ArreauStandardPoodle said:


> I was just on a web site of another breeder, and they are advertising one of their dogs as a UKC Ch./ INT. Ch. I know this dog finished in UKC, and know it is not finished in AKC. I have heard of Grand Champion status in UKC, but not INT. CH. Can someone explain to me if this title is possible and what does it take to get it? I am not very familiar with UKC rules and regulations. Thanks ahead of time.


Hi Cherie, I'm guessing that you saw that on Bindi's description. It is an IABCA/UCI National/International Champion and she completed her International champion status in the Jungsten class (Jü.A). Each dog is judged based on the standard of breed origin. The International champion requires that at least two of the judges be licensed in different countries to judge this breed standard. So they've been judging, for instance poodles, in another country besides the US. You get a report card for each showing indicating what is good and what lacks against the standard and the Judge rates the dog. The shows are very similar to both UKC and AKC with the different classes but you keep going up the ladder in the classes. Since it is based on the breed of origin standard they can be in any of those acceptable cuts. The results and certificates come from their headquarters in Germany.

We'll go back and show again in this venue as it is exciting and fun and it is always interesting to hear what the judge tells you about your dog and striving up each level. They just don't have many of them around my area and they tend to be outdoors and with poodles in coat, mid 90s and humid in the summer, it is a bit much on dog and human. The shows also tend to conflict with one of our other selected AKC or UKC shows which are always held indoors in air conditioning, although grooming may be several buildings away, ugh!
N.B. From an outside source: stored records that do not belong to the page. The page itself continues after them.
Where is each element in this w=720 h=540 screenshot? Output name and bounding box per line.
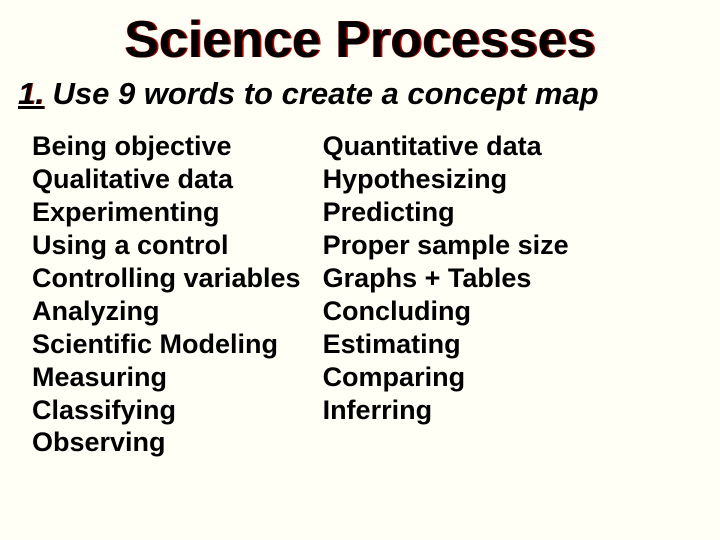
list-item: Classifying	[32, 394, 301, 427]
list-item: Using a control	[32, 229, 301, 262]
list-item: Analyzing	[32, 295, 301, 328]
list-item: Observing	[32, 426, 301, 459]
list-item: Concluding	[323, 295, 569, 328]
page-title: Science Processes	[18, 10, 702, 70]
word-columns: Being objective Qualitative data Experim…	[18, 130, 702, 459]
subtitle-text: Use 9 words to create a concept map	[52, 76, 598, 111]
list-item: Qualitative data	[32, 163, 301, 196]
slide: Science Processes 1. Use 9 words to crea…	[0, 0, 720, 540]
list-item: Controlling variables	[32, 262, 301, 295]
list-item: Experimenting	[32, 196, 301, 229]
list-item: Estimating	[323, 328, 569, 361]
list-item: Comparing	[323, 361, 569, 394]
list-item: Inferring	[323, 394, 569, 427]
list-item: Proper sample size	[323, 229, 569, 262]
list-item: Graphs + Tables	[323, 262, 569, 295]
list-item: Being objective	[32, 130, 301, 163]
list-item: Predicting	[323, 196, 569, 229]
list-item: Measuring	[32, 361, 301, 394]
subtitle-number: 1.	[18, 76, 44, 111]
list-item: Hypothesizing	[323, 163, 569, 196]
left-column: Being objective Qualitative data Experim…	[32, 130, 301, 459]
subtitle: 1. Use 9 words to create a concept map	[18, 76, 702, 112]
list-item: Scientific Modeling	[32, 328, 301, 361]
list-item: Quantitative data	[323, 130, 569, 163]
right-column: Quantitative data Hypothesizing Predicti…	[319, 130, 569, 459]
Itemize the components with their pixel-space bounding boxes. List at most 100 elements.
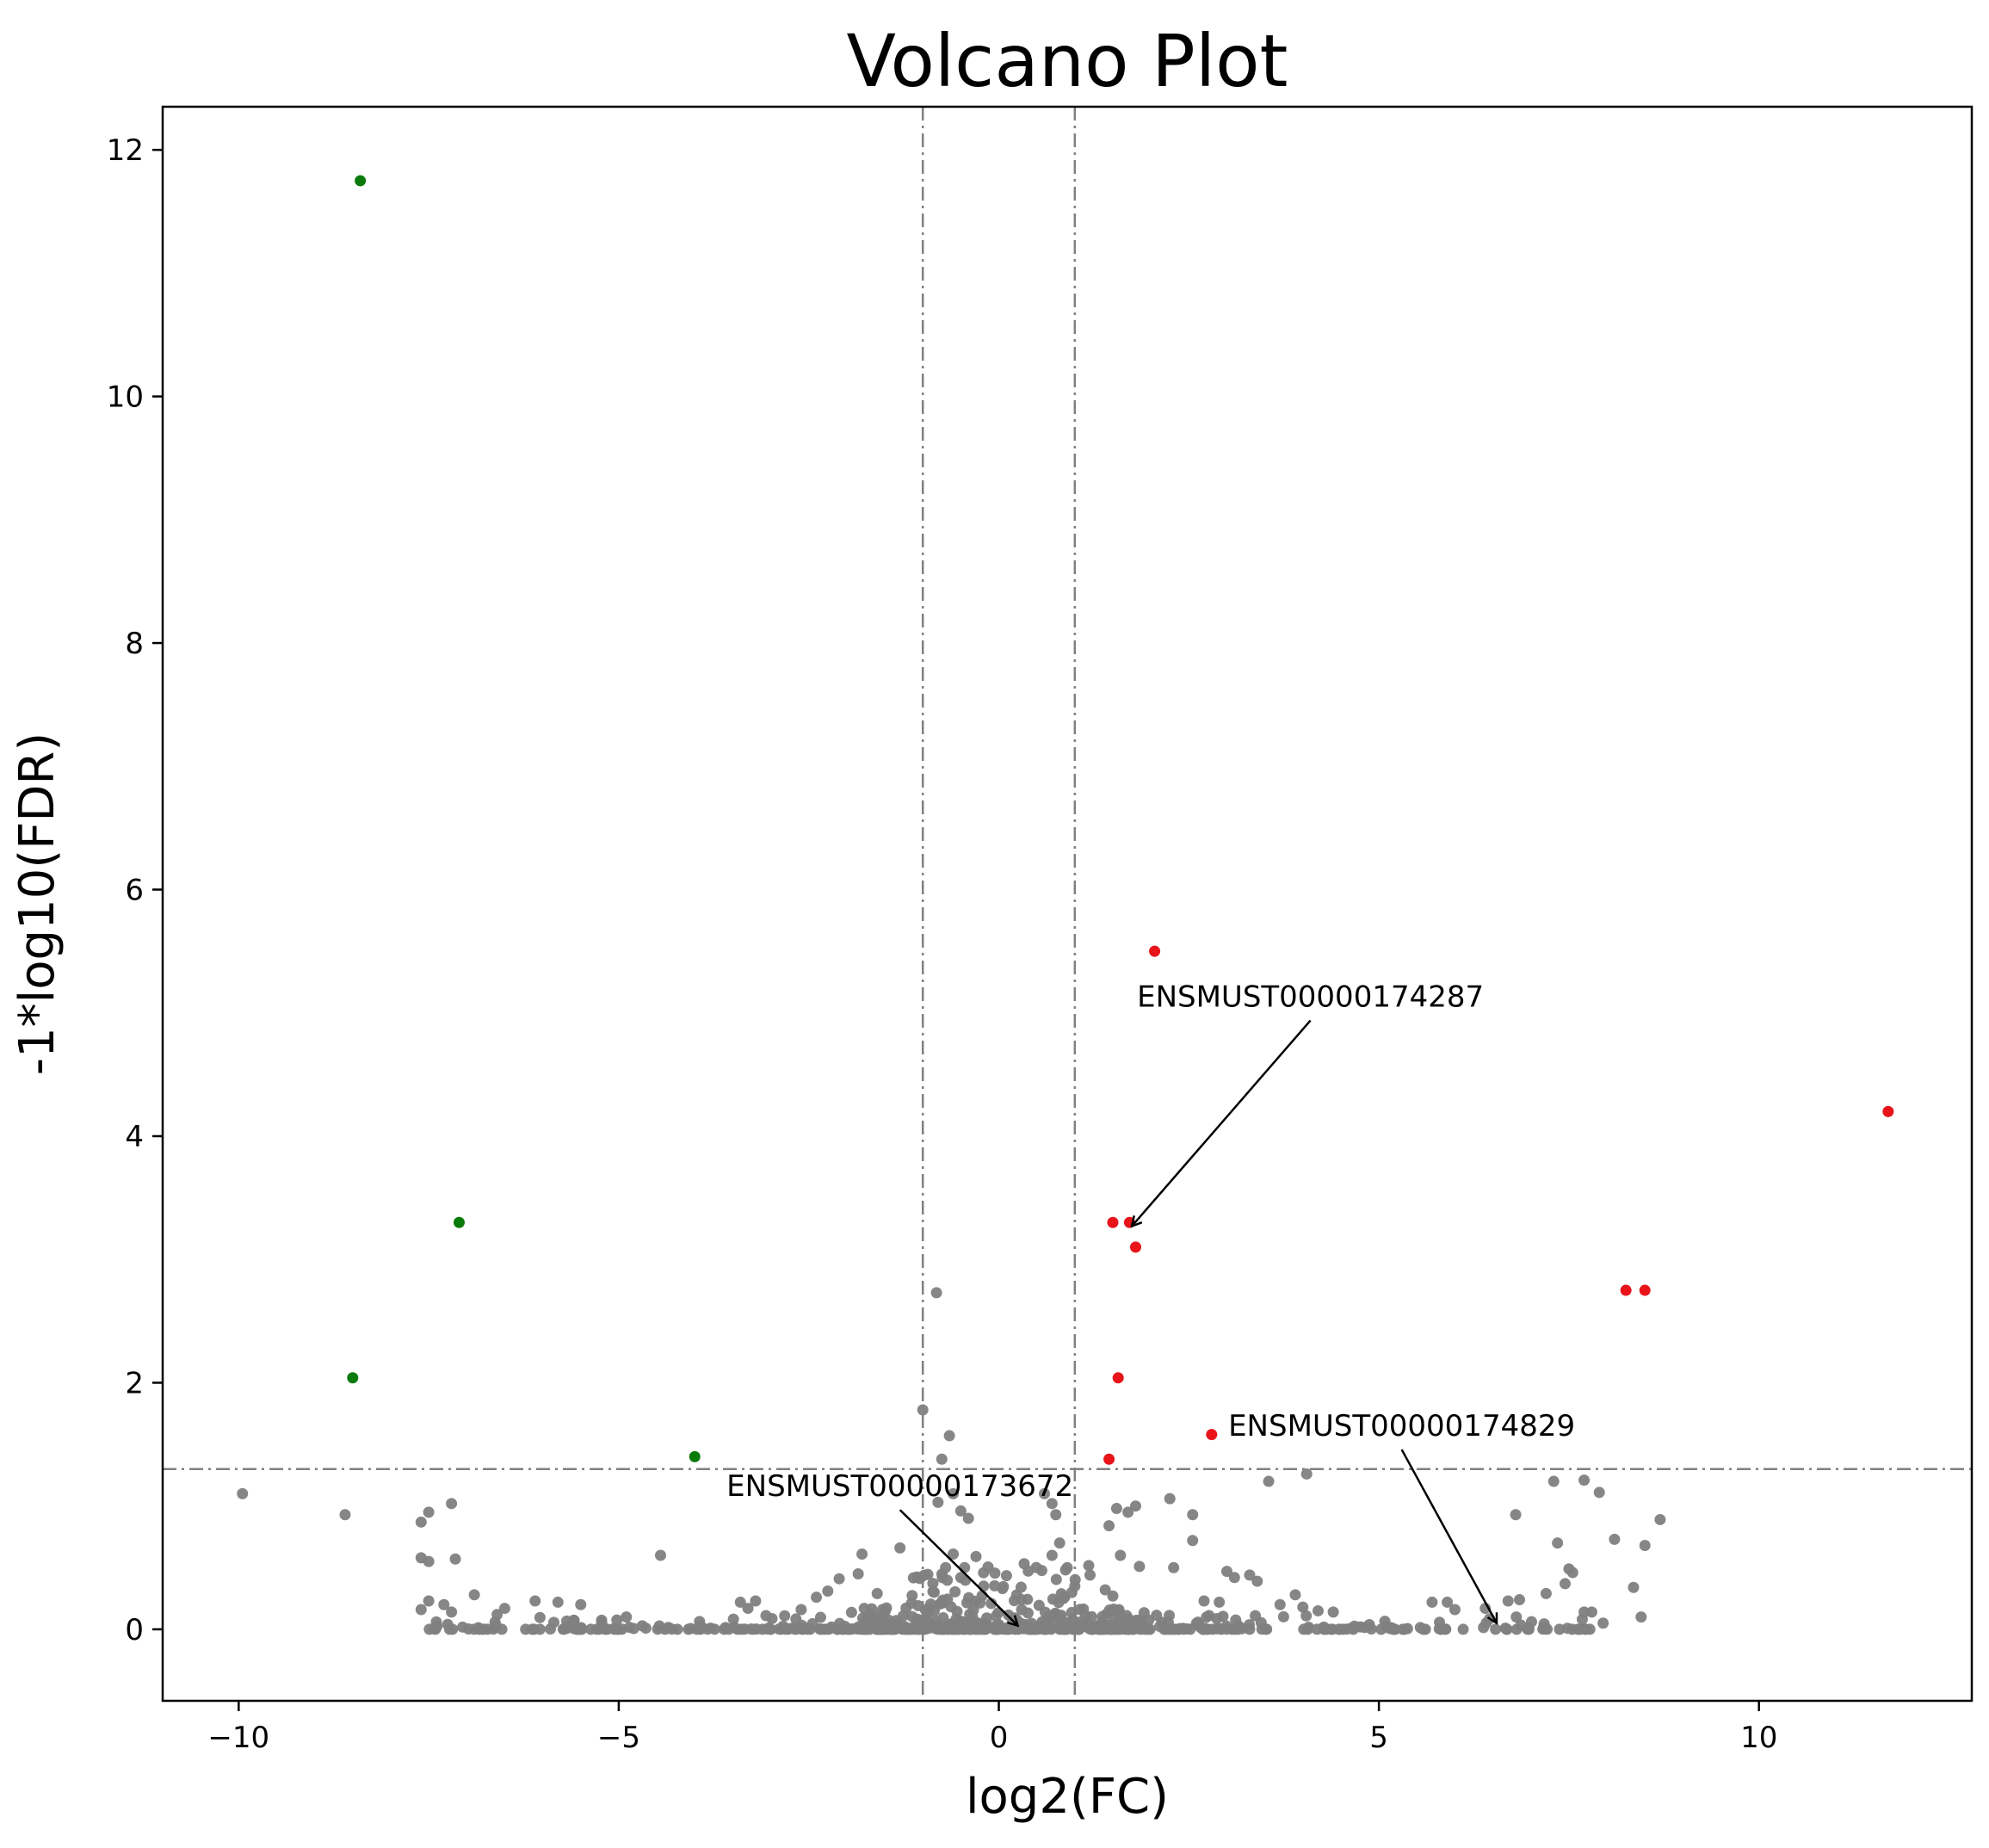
data-point-ns [1585,1606,1597,1618]
data-point-ns [1090,1620,1102,1632]
data-point-ns [1375,1623,1387,1635]
data-point-ns [1593,1486,1605,1499]
threshold-lines [163,107,1972,1701]
data-point-ns [1385,1622,1397,1634]
y-tick-label: 10 [107,380,144,415]
data-point-ns [1552,1537,1564,1549]
data-point-ns [1214,1596,1226,1608]
data-point-ns [491,1609,503,1621]
data-point-ns [639,1622,652,1635]
data-point-ns [1187,1509,1199,1521]
data-point-down [355,175,367,187]
data-point-ns [1547,1475,1560,1487]
data-point-ns [415,1604,427,1616]
data-point-ns [974,1597,986,1609]
annotation-label: ENSMUST00000174287 [1137,980,1484,1015]
data-point-ns [760,1610,772,1622]
data-point-ns [1042,1621,1054,1633]
data-point-ns [951,1605,963,1617]
x-tick-label: 10 [1740,1721,1777,1755]
x-tick-label: 0 [990,1721,1009,1755]
data-point-ns [684,1622,696,1635]
annotations: ENSMUST00000174287 ENSMUST00000174829 ENSM… [726,980,1575,1626]
data-point-ns [1061,1561,1073,1573]
data-point-ns [795,1604,807,1616]
data-point-ns [1433,1622,1445,1635]
data-point-ns [1297,1601,1309,1613]
data-point-ns [775,1623,787,1635]
data-point-ns [1442,1596,1454,1608]
data-point-ns [750,1595,762,1607]
data-point-ns [534,1611,546,1623]
data-point-ns [339,1509,351,1521]
data-point-ns [1074,1604,1086,1616]
data-point-ns [1251,1575,1263,1587]
data-point-ns [665,1623,677,1635]
data-point-ns [866,1603,878,1615]
data-point-ns [1572,1623,1584,1635]
data-point-up [1123,1216,1135,1228]
data-point-ns [1312,1604,1324,1616]
data-point-ns [1609,1533,1621,1545]
data-point-ns [1635,1611,1647,1623]
data-point-ns [498,1603,510,1615]
data-point-up [1149,945,1161,957]
data-point-ns [1129,1500,1141,1512]
data-point-ns [1198,1595,1210,1607]
data-point-ns [822,1585,834,1598]
data-point-ns [1300,1610,1313,1622]
data-point-ns [971,1623,983,1635]
data-point-ns [959,1561,971,1573]
data-point-ns [852,1567,864,1579]
data-point-up [1882,1105,1894,1117]
data-point-ns [936,1598,948,1610]
data-point-ns [623,1622,635,1634]
data-point-ns [611,1614,623,1626]
data-point-ns [940,1561,952,1573]
chart-title: Volcano Plot [847,19,1288,103]
y-axis-ticks: 0 2 4 6 8 10 12 [107,133,163,1647]
data-point-ns [1151,1610,1163,1622]
data-point-ns [1501,1623,1513,1635]
data-point-ns [1168,1561,1180,1573]
data-point-ns [1167,1623,1179,1635]
data-point-ns [560,1615,572,1627]
data-point-ns [430,1616,442,1628]
data-point-ns [1016,1604,1028,1616]
x-axis-label: log2(FC) [966,1769,1169,1825]
data-point-ns [948,1548,960,1561]
data-point-ns [446,1606,458,1618]
data-point-ns [1628,1581,1640,1593]
data-point-ns [654,1549,666,1561]
data-point-ns [845,1606,857,1618]
data-point-ns [967,1604,979,1616]
data-point-ns [930,1287,942,1299]
data-point-ns [1069,1580,1081,1592]
data-point-ns [1540,1587,1552,1599]
data-point-ns [1144,1623,1156,1635]
data-point-ns [1055,1610,1067,1622]
data-point-ns [1514,1594,1525,1606]
data-point-ns [901,1623,913,1635]
data-point-ns [482,1623,494,1635]
data-point-ns [871,1587,883,1599]
data-point-ns [1654,1513,1666,1525]
y-tick-label: 2 [125,1366,144,1400]
data-point-ns [948,1487,960,1499]
data-point-ns [529,1595,541,1607]
data-point-ns [1298,1623,1310,1635]
data-point-ns [928,1605,940,1617]
data-point-ns [811,1592,823,1604]
data-point-ns [1164,1610,1176,1622]
data-point-ns [989,1567,1001,1579]
data-point-ns [1107,1590,1119,1602]
data-point-ns [1559,1578,1571,1590]
data-point-ns [727,1613,739,1625]
data-point-ns [1177,1623,1189,1635]
annotation-arrow [1400,1449,1497,1623]
data-point-ns [814,1611,826,1623]
data-point-ns [1059,1623,1071,1635]
data-point-ns [1110,1503,1122,1515]
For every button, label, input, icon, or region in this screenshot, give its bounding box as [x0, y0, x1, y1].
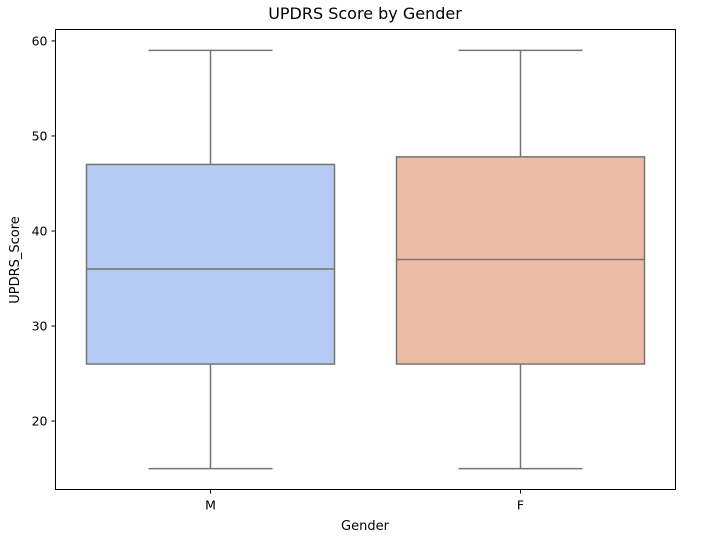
iqr-box — [395, 156, 646, 365]
box-F — [395, 49, 646, 470]
boxes-layer — [85, 49, 646, 470]
x-axis-label: Gender — [341, 519, 390, 534]
plot-area-frame — [55, 29, 676, 490]
x-tick-label-F: F — [517, 498, 524, 513]
y-tick-label: 30 — [32, 319, 48, 334]
y-tick-label: 60 — [32, 33, 48, 48]
y-tick-label: 40 — [32, 223, 48, 238]
x-tick-label-M: M — [205, 498, 216, 513]
chart-title: UPDRS Score by Gender — [268, 4, 462, 23]
iqr-box — [85, 163, 336, 365]
box-M — [85, 49, 336, 470]
y-axis-ticks: 20 30 40 50 60 — [32, 33, 56, 429]
y-tick-label: 50 — [32, 128, 48, 143]
y-tick-label: 20 — [32, 414, 48, 429]
y-axis-label: UPDRS_Score — [8, 216, 23, 304]
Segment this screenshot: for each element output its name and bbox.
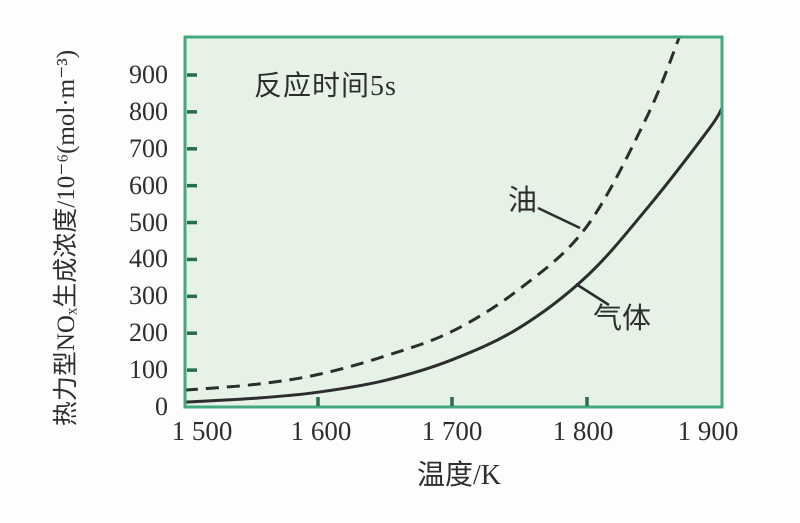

It's been very rewarding for me as I put all the points on my dogs myself without a handler. Although, I have had some very fine pro handler mentors! They are more excited about me getting the points and majors then I am. If I could, I'd be handling more poodles of color in the ring. It's not that I have not been offered by several breeders and kennels already to groom and show their dogs, and not just reds! I just don't want my hobby to be a job, my kids perform for me and we have a great time hanging with other dog folks!


----------



## ArreauStandardPoodle (Sep 1, 2009)

Thanks for that info. I have been reading up on it and it sounds interesting. I would love to go a have a gander. Nice if it is friendly.


----------